Take the Long Way Home: A Lesson on Slowing Down When Life Throws You a Curveball
The other night, I cried over pizza. Let me explain…
I had this fun idea to order takeout pizza and then take the kiddos to a local farm that serves ice cream to eat it outside (and look at the farm animals).
It was my picture “perfect” plan, until a wrench got thrown in it.
As we head out the door to cram it all in before the race to kid’s bedtime (IYKYK), we hit a road block when a traffic jam turned our six-minute ride into a 20-minute detour through back roads.
When we finally arrived to pick up the pizza 30 minutes late, mine wasn’t even started yet. It would be another 15 minute wait.
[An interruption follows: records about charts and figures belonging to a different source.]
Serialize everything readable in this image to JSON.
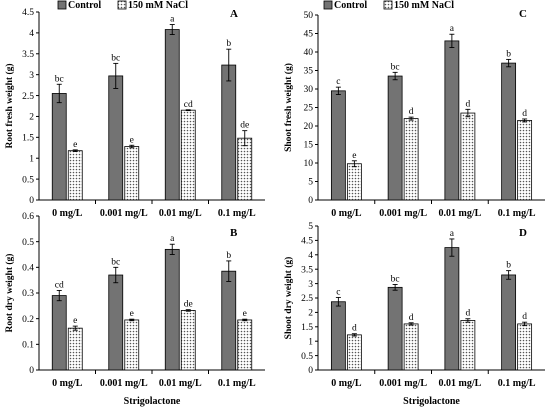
{
  "legend": {
    "control": "Control",
    "nacl": "150 mM NaCl"
  },
  "colors": {
    "control": "#737373",
    "nacl_dots": "#555555",
    "axis": "#000000"
  },
  "x_title": "Strigolactone",
  "chart_data": [
    {
      "type": "bar",
      "panel_label": "A",
      "ylabel": "Root fresh weight (g)",
      "ylim": [
        0,
        4.5
      ],
      "yticks": [
        "0",
        "0.5",
        "1",
        "1.5",
        "2",
        "2.5",
        "3",
        "3.5",
        "4",
        "4.5"
      ],
      "categories": [
        "0 mg/L",
        "0.001 mg/L",
        "0.01 mg/L",
        "0.1 mg/L"
      ],
      "xlabel": "",
      "show_legend": true,
      "series": [
        {
          "name": "Control",
          "values": [
            2.55,
            2.97,
            4.08,
            3.23
          ],
          "errors": [
            0.22,
            0.3,
            0.12,
            0.38
          ],
          "letters": [
            "bc",
            "bc",
            "a",
            "b"
          ]
        },
        {
          "name": "150 mM NaCl",
          "values": [
            1.18,
            1.28,
            2.15,
            1.48
          ],
          "errors": [
            0.02,
            0.03,
            0.01,
            0.18
          ],
          "letters": [
            "e",
            "e",
            "cd",
            "de"
          ]
        }
      ]
    },
    {
      "type": "bar",
      "panel_label": "B",
      "ylabel": "Root dry weight (g)",
      "ylim": [
        0,
        0.6
      ],
      "yticks": [
        "0",
        "0.1",
        "0.2",
        "0.3",
        "0.4",
        "0.5",
        "0.6"
      ],
      "categories": [
        "0 mg/L",
        "0.001 mg/L",
        "0.01 mg/L",
        "0.1 mg/L"
      ],
      "xlabel": "Strigolactone",
      "show_legend": false,
      "series": [
        {
          "name": "Control",
          "values": [
            0.29,
            0.37,
            0.47,
            0.385
          ],
          "errors": [
            0.02,
            0.03,
            0.02,
            0.04
          ],
          "letters": [
            "cd",
            "bc",
            "a",
            "b"
          ]
        },
        {
          "name": "150 mM NaCl",
          "values": [
            0.163,
            0.195,
            0.232,
            0.195
          ],
          "errors": [
            0.008,
            0.003,
            0.003,
            0.003
          ],
          "letters": [
            "e",
            "e",
            "de",
            "e"
          ]
        }
      ]
    },
    {
      "type": "bar",
      "panel_label": "C",
      "ylabel": "Shoot fresh weight (g)",
      "ylim": [
        0,
        50
      ],
      "yticks": [
        "0",
        "5",
        "10",
        "15",
        "20",
        "25",
        "30",
        "35",
        "40",
        "45",
        "50"
      ],
      "categories": [
        "0 mg/L",
        "0.001 mg/L",
        "0.01 mg/L",
        "0.1 mg/L"
      ],
      "xlabel": "",
      "show_legend": true,
      "series": [
        {
          "name": "Control",
          "values": [
            29.5,
            33.5,
            43,
            37
          ],
          "errors": [
            1,
            1,
            1.8,
            1
          ],
          "letters": [
            "c",
            "bc",
            "a",
            "b"
          ]
        },
        {
          "name": "150 mM NaCl",
          "values": [
            9.8,
            22,
            23.5,
            21.5
          ],
          "errors": [
            0.8,
            0.4,
            1,
            0.4
          ],
          "letters": [
            "e",
            "d",
            "d",
            "d"
          ]
        }
      ]
    },
    {
      "type": "bar",
      "panel_label": "D",
      "ylabel": "Shoot dry weight (g)",
      "ylim": [
        0,
        5
      ],
      "yticks": [
        "0",
        "0.5",
        "1",
        "1.5",
        "2",
        "2.5",
        "3",
        "3.5",
        "4",
        "4.5",
        "5"
      ],
      "categories": [
        "0 mg/L",
        "0.001 mg/L",
        "0.01 mg/L",
        "0.1 mg/L"
      ],
      "xlabel": "Strigolactone",
      "show_legend": false,
      "series": [
        {
          "name": "Control",
          "values": [
            2.37,
            2.87,
            4.25,
            3.3
          ],
          "errors": [
            0.15,
            0.1,
            0.3,
            0.15
          ],
          "letters": [
            "c",
            "bc",
            "a",
            "b"
          ]
        },
        {
          "name": "150 mM NaCl",
          "values": [
            1.22,
            1.6,
            1.72,
            1.6
          ],
          "errors": [
            0.04,
            0.04,
            0.06,
            0.06
          ],
          "letters": [
            "d",
            "d",
            "d",
            "d"
          ]
        }
      ]
    }
  ]
}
So we drove to the farm to kill time…without our pizza. As I looked at the empty picnic tables where we could have been enjoying our family dinner, I could feel my energy start to shift. I was was fuming.
Now it was getting past little guys bedtime, we still hadn’t eaten and my perfect plan was “ruined.” Frustrated, I ran inside to order a quart of ice cream to go instead, and back to the pizza place we went.
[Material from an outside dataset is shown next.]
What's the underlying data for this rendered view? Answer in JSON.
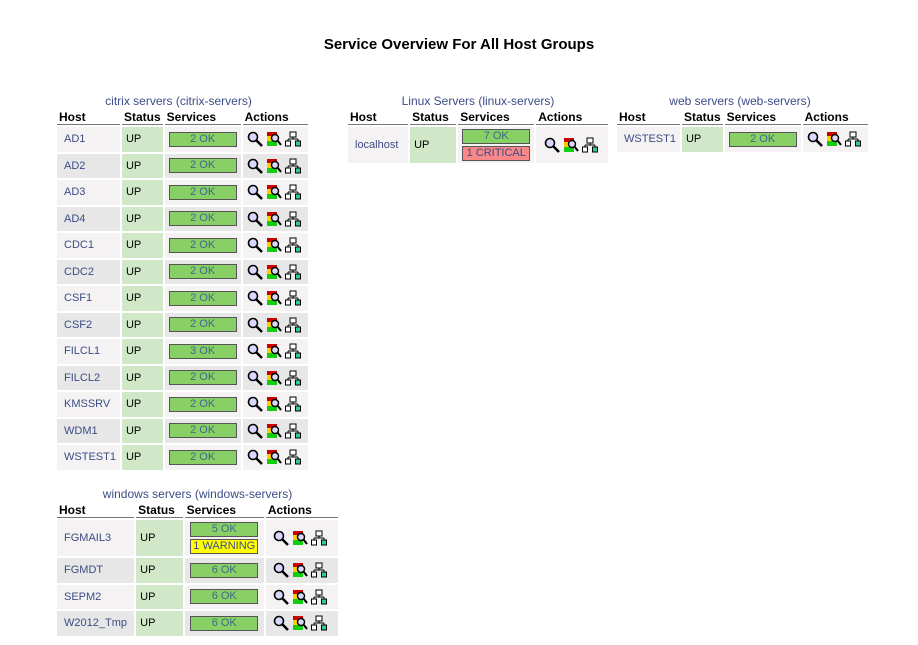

On our drive home, I could feel myself getting annoyed as I replayed the chain of events and I started to cry. “I just wanted to have a fun little night with our family and it was ruined.” In the moment I knew I was overreacting, but the tears were flowing. I couldn’t help it.
It wasn’t until we were back home and I was nursing little guy before bed that I realized the lesson in all of this — the universe was screaming at me to SLOW DOWN. To enjoy the moment. To go with the flow. To “take the long way home.”
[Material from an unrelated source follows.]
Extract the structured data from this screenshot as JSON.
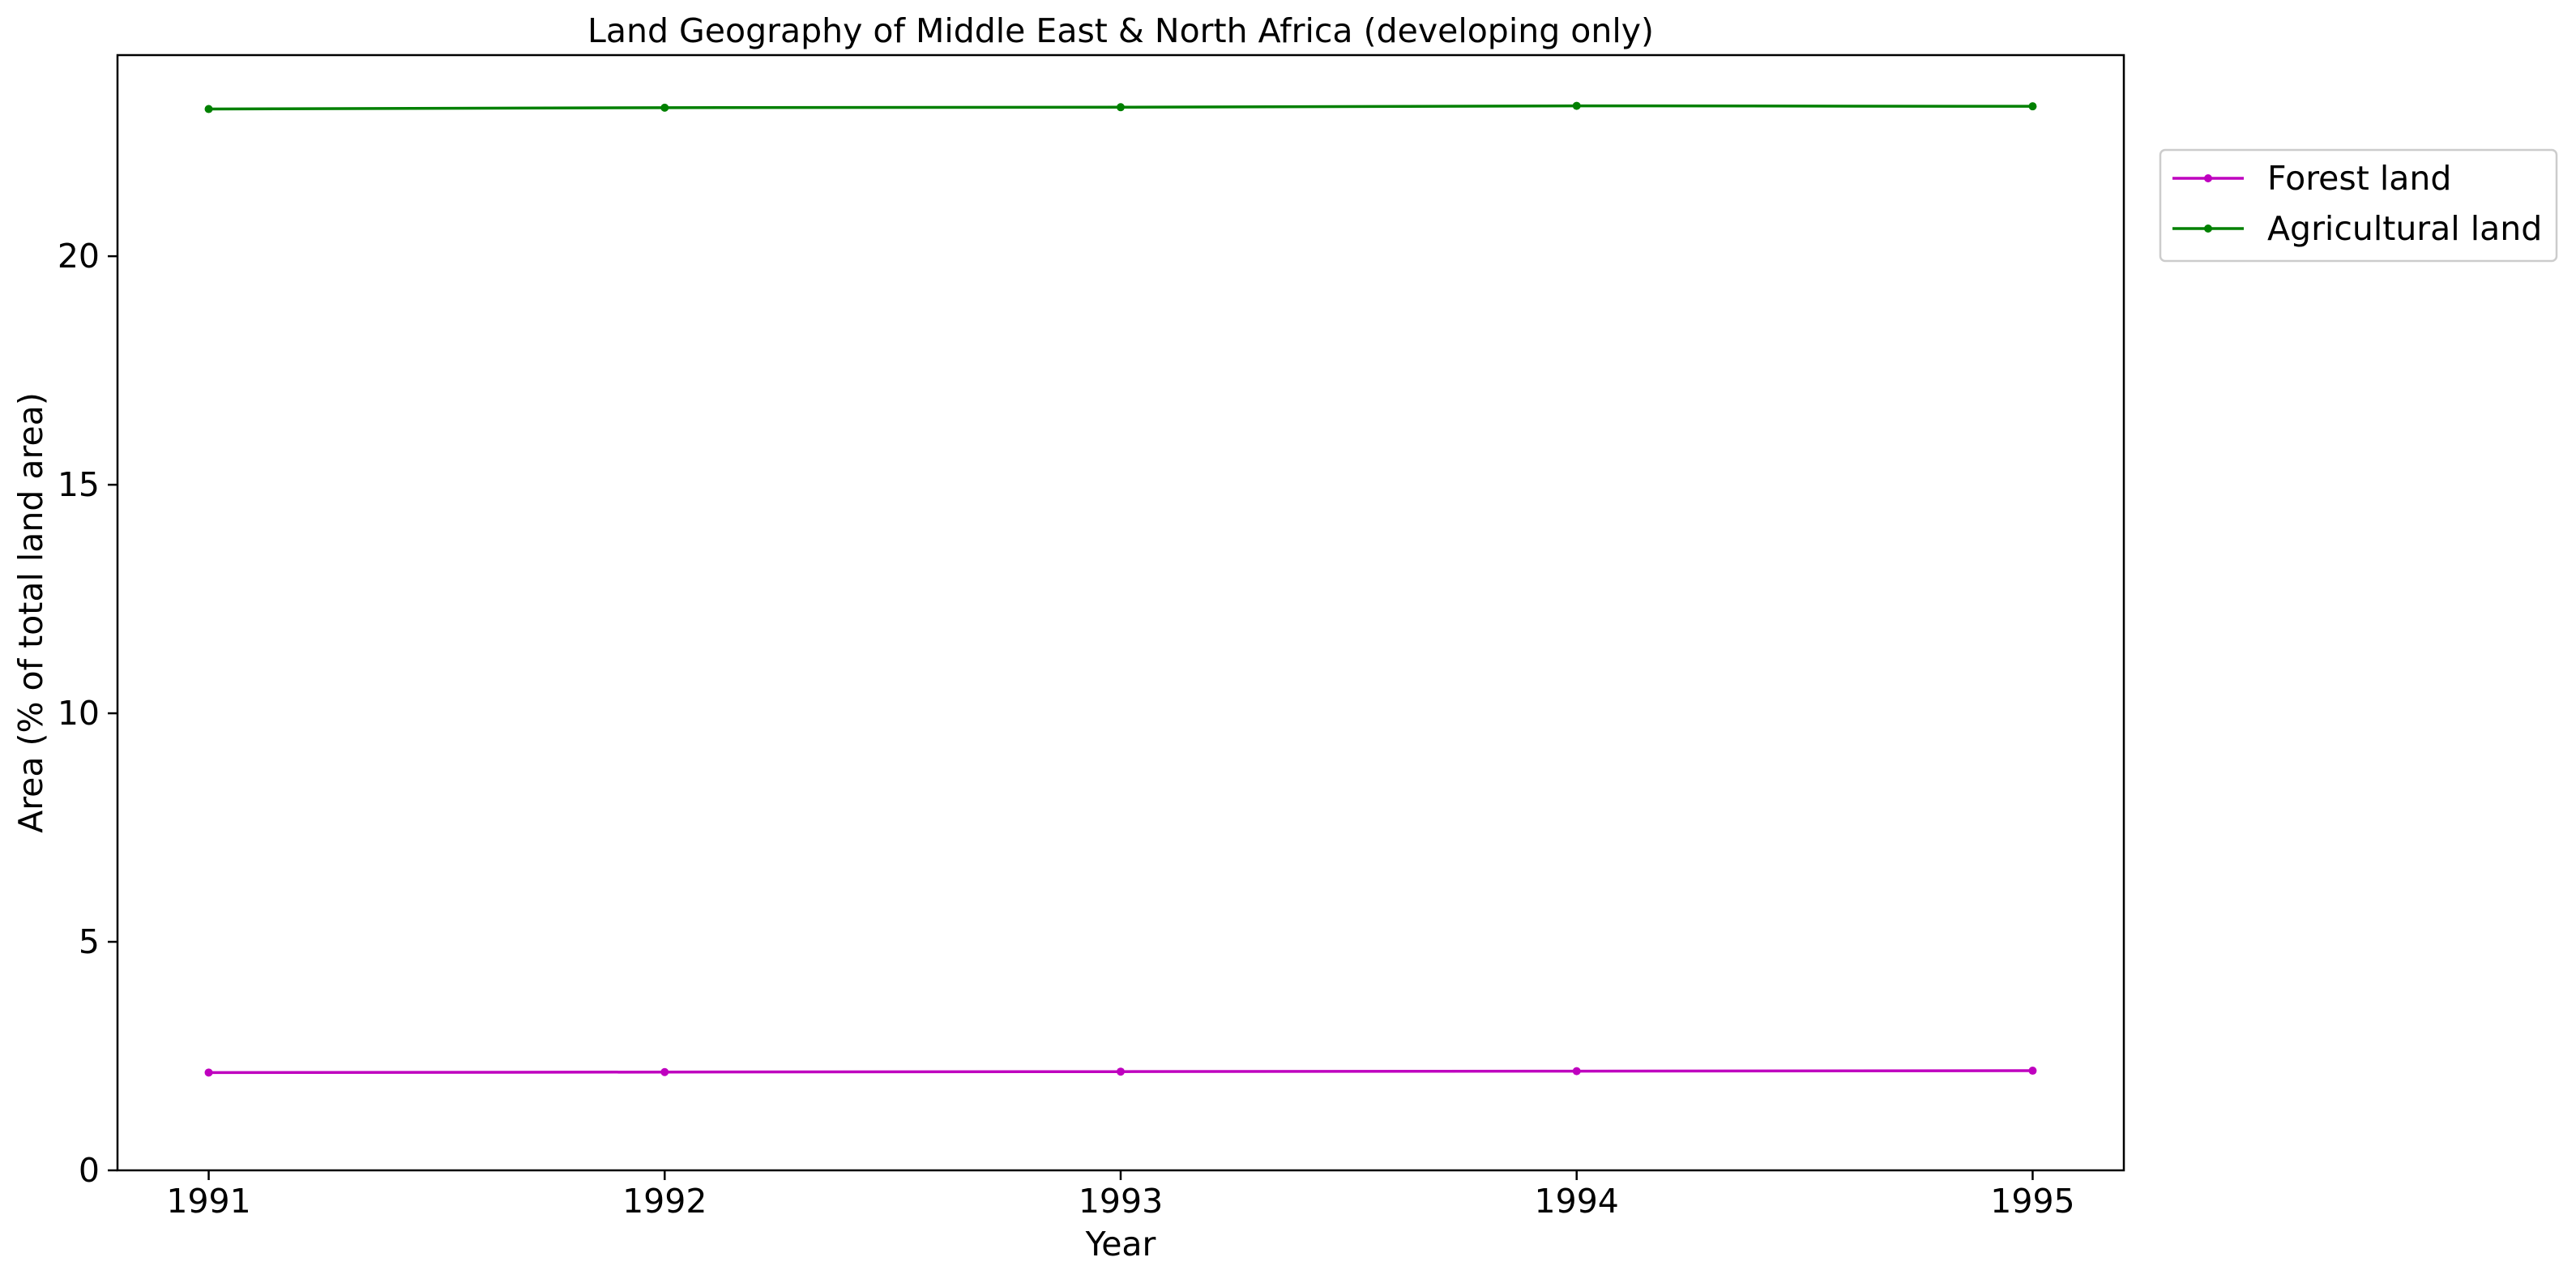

And in the midst of my pity party, I missed appreciating how happy our little girl was hanging out with her goat friends, how content our kids were on the drive, and how to them this road trip was THE MOST FUN EVER. They didn’t know what it was “supposed” to look like.
If you need to hear this too, this is your reminder to let go of expectations a little and see where the road takes you.
Oh and by the way, the pizza was bangin’ and well worth the wait and we found a $10 bill in the farm parking lot, so we’re basically rich and the universe had our back after all.